A new Apple patent, released Thursday by the United States Patent Office, details an improved system for text-to-speech software. Previous efforts have always used a static voice to translate the words into sound, but Apple intends to now give them personality.
The patent details a system where the program will search through a message’s metadata to put together a profile. It will scan a message for details like name of the sender, email address, any profile information in your contacts and compile it together. It will then generate a voice to match the qualities of the sender, which for the most part means gender.
The data from the text will be added to the metadata to transform the text into speech. Each word will be converted either in whole or phonetically and produce the sounds in the given language. The TTS engine then divides and marks rhythmic sounds like phrases, clauses and sentences. In some cases, the speech can be created by piecing together pre-recorded voice fragments, including sounds, entire words or even sentences. These would be either stored on the mobile device or in an off-site database.

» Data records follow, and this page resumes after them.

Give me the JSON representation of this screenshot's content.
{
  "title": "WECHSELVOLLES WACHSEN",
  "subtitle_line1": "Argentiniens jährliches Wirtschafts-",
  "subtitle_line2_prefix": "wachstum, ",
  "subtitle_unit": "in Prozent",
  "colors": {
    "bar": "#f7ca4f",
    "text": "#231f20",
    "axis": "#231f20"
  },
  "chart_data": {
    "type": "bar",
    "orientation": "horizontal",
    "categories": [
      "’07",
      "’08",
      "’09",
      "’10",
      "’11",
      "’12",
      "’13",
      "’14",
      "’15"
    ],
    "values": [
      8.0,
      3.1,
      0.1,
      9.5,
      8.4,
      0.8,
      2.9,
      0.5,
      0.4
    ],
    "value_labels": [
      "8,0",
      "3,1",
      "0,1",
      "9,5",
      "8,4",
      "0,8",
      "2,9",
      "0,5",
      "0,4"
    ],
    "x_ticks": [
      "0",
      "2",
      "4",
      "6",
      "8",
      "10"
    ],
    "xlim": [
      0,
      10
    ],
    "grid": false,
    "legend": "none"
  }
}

An additional proposal on top of this, however, is to allow the program to record a speaker’s voice and analyzed to generate voice data. From the patent filing’s description:
For example, the speaker’s voice can be recorded by a recording application running on the device or during a telephone call (with permission). The voice characteristics of the speaker can be obtained using known voice recognition techniques. In this implementation, a speaker profile may not be necessary as the speaker’s name can be directly associated with voice data stored in voice database.
We don’t know if Apple intends to use this system in the future. Like with all patents they may just be sitting on it. They already have Siri, which is similar, but nowhere near as advanced. We don’t even know if this could be implemented commercially.